Whether you are a landlord or tenant, the next time you are negotiating a lease incentive, seek expert advice from Ferguson Cannon Lawyers about the wording of the lease. There is no sense in negotiating a good incentive only to see that good work wasted due to poor drafting. It is also vital to obtain expert taxation advice about how an incentive will affect your situation. As well as income tax issues, there may be capital gains tax and GST issues associated with lease incentives.


Have you adequately provided for your children in your Will?

Friday, April 1st, 2011

I read the article in the Courier Mail on 19 March 2011, about the dispute erupting over the late Ken Talbot’s estate, with great interest.  Mr Talbot died in June 2010, has an estate estimated to be greater than $1 billion.

Mr Talbot was survived by 4 children – 2 from his first marriage, and 2 younger children from his second marriage.  The 2 older children were left 24% each and the 2 younger children 17% each.  The grandfather of the 2 younger children has now lodged a claim against the Estate of Mr Talbot seeking further provision for the 2 younger children, amongst other things.

This will prove to be a very interesting case if it goes all the way to a hearing, especially given the amounts at stake.

There has recently been some inconsistency in decisions made by the Supreme Court in Queensland about whether adequate provision has in fact been made for beneficiaries.  This highlights the need to give very careful consideration as to how your estate is to be distributed upon your death, and to anticipate whether there is any risk of a potential claim being  made.

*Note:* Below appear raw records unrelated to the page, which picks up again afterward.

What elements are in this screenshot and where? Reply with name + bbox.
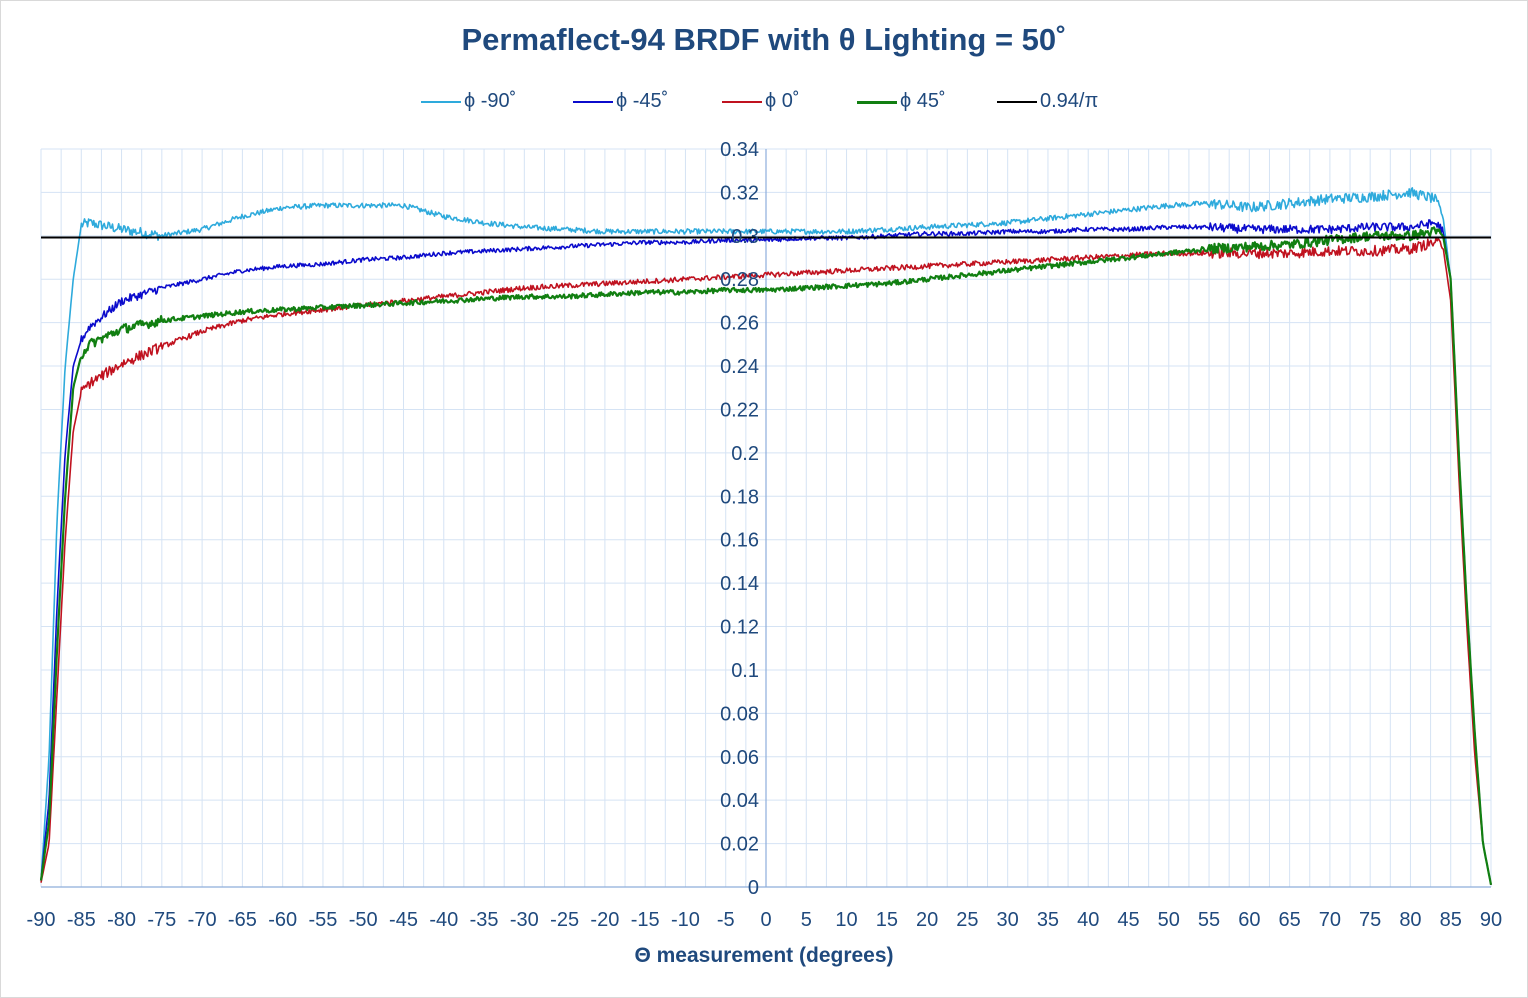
y-tick-label: 0 bbox=[748, 877, 759, 899]
series-line bbox=[40, 236, 1492, 885]
legend-swatch bbox=[997, 101, 1037, 103]
x-tick-label: -35 bbox=[470, 909, 499, 931]
x-tick-label: -80 bbox=[107, 909, 136, 931]
legend-swatch bbox=[722, 101, 762, 103]
legend-label: ϕ 0˚ bbox=[765, 90, 800, 112]
x-tick-label: 0 bbox=[760, 909, 771, 931]
chart-title: Permaflect-94 BRDF with θ Lighting = 50˚ bbox=[461, 22, 1067, 57]
x-tick-label: -85 bbox=[67, 909, 96, 931]
x-tick-label: -55 bbox=[308, 909, 337, 931]
y-tick-label: 0.3 bbox=[731, 226, 759, 248]
x-tick-label: 65 bbox=[1278, 909, 1300, 931]
legend-label: ϕ -90˚ bbox=[464, 90, 517, 112]
x-tick-label: 90 bbox=[1480, 909, 1502, 931]
x-tick-label: -90 bbox=[27, 909, 56, 931]
x-tick-label: -50 bbox=[349, 909, 378, 931]
y-tick-label: 0.08 bbox=[720, 703, 759, 725]
y-tick-label: 0.32 bbox=[720, 182, 759, 204]
y-tick-label: 0.04 bbox=[720, 790, 759, 812]
y-tick-label: 0.12 bbox=[720, 617, 759, 639]
legend-label: ϕ -45˚ bbox=[616, 90, 669, 112]
series-line bbox=[40, 187, 1492, 885]
x-tick-label: -45 bbox=[389, 909, 418, 931]
y-tick-label: 0.26 bbox=[720, 313, 759, 335]
x-tick-label: 85 bbox=[1440, 909, 1462, 931]
legend-swatch bbox=[421, 101, 461, 103]
legend-label: 0.94/π bbox=[1040, 90, 1099, 112]
x-tick-label: -30 bbox=[510, 909, 539, 931]
x-tick-label: -75 bbox=[147, 909, 176, 931]
legend-swatch bbox=[573, 101, 613, 103]
x-tick-label: -60 bbox=[268, 909, 297, 931]
x-tick-label: 80 bbox=[1399, 909, 1421, 931]
x-tick-label: -15 bbox=[631, 909, 660, 931]
x-tick-label: 45 bbox=[1117, 909, 1139, 931]
series-line bbox=[39, 226, 1493, 886]
x-tick-label: 5 bbox=[801, 909, 812, 931]
y-tick-label: 0.1 bbox=[731, 660, 759, 682]
legend-label: ϕ 45˚ bbox=[900, 90, 946, 112]
x-tick-label: 50 bbox=[1158, 909, 1180, 931]
x-tick-label: 25 bbox=[956, 909, 978, 931]
y-tick-label: 0.24 bbox=[720, 356, 759, 378]
x-tick-label: -40 bbox=[429, 909, 458, 931]
x-axis-label: Θ measurement (degrees) bbox=[634, 944, 894, 967]
y-tick-label: 0.18 bbox=[720, 486, 759, 508]
legend-swatch bbox=[857, 101, 897, 104]
y-tick-label: 0.2 bbox=[731, 443, 759, 465]
y-tick-label: 0.16 bbox=[720, 530, 759, 552]
x-tick-label: -25 bbox=[550, 909, 579, 931]
y-tick-label: 0.22 bbox=[720, 399, 759, 421]
y-tick-label: 0.34 bbox=[720, 139, 759, 161]
x-tick-label: 20 bbox=[916, 909, 938, 931]
x-tick-label: 35 bbox=[1037, 909, 1059, 931]
y-tick-label: 0.02 bbox=[720, 834, 759, 856]
x-tick-label: -10 bbox=[671, 909, 700, 931]
y-tick-label: 0.14 bbox=[720, 573, 759, 595]
x-tick-label: 75 bbox=[1359, 909, 1381, 931]
x-tick-label: 70 bbox=[1319, 909, 1341, 931]
x-tick-label: -65 bbox=[228, 909, 257, 931]
x-tick-label: 10 bbox=[835, 909, 857, 931]
y-tick-label: 0.06 bbox=[720, 747, 759, 769]
legend: ϕ -90˚ ϕ -45˚ ϕ 0˚ ϕ 45˚ 0.94/π bbox=[0, 89, 1528, 115]
x-tick-label: -70 bbox=[188, 909, 217, 931]
x-tick-label: -20 bbox=[590, 909, 619, 931]
series-line bbox=[40, 219, 1492, 885]
x-tick-label: 30 bbox=[997, 909, 1019, 931]
x-tick-label: -5 bbox=[717, 909, 735, 931]
x-tick-label: 60 bbox=[1238, 909, 1260, 931]
x-tick-label: 40 bbox=[1077, 909, 1099, 931]
x-tick-label: 15 bbox=[876, 909, 898, 931]
x-tick-label: 55 bbox=[1198, 909, 1220, 931]
y-tick-label: 0.28 bbox=[720, 269, 759, 291]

Some of the matters that should be taken into account when considering your Will include:

  1. Who in fact can make a claim against your estate – currently this group includes the deceased’s spouse (including de facto), children (including step children) and financial dependants;
  2. Whether some of these people have been left out of the Will, or received a lower proportion than others.  It is very important that detailed reasons are provided so that a Court can give consideration to the Will maker’s intentions when they made the Will.  A statutory declaration outlining this information can be a useful tool;
  3. Exactly what assets form part of the estate.  In Queensland, only assets owned in the deceased’s name will form part of the estate, and therefore only these assets will be in dispute.  Assets owned in trusts and companies are not estate assets.  The situation is different in other states where these assets can form part of the estate, referred to as a “notional estate”;
  4. Whether some strategies can be implemented now to reduce the risk of a claim being made, such as:
    1. Transferring assets to beneficiaries pre-death (note however there may be tax and stamp duty considerations here);
    2. Making a binding death nomination in Superannuation policies and life insurance policies;
    3. Taking out an insurance policy to provide further funding so that all beneficiaries can benefit;
    4. Giving detailed reasons as to why some beneficiaries have missed out;
    5. Structuring assets so that they are owned in entities that do not form part of the estate (such as companies and trusts.  Be aware however that often shares in companies are owned in the persons name and these will form part of the estate;
    6. Entering into binding agreements now for the transfer of business assets and other assets, upon death.

These are just some of the issues that need to be addressed when considering your estate plan.  It is important to make sure your interests, and that of your beneficiaries are protected.  It will be interesting to see the outcome of the Talbot matter, and how the Courts interpret the Will and the claims that have been made.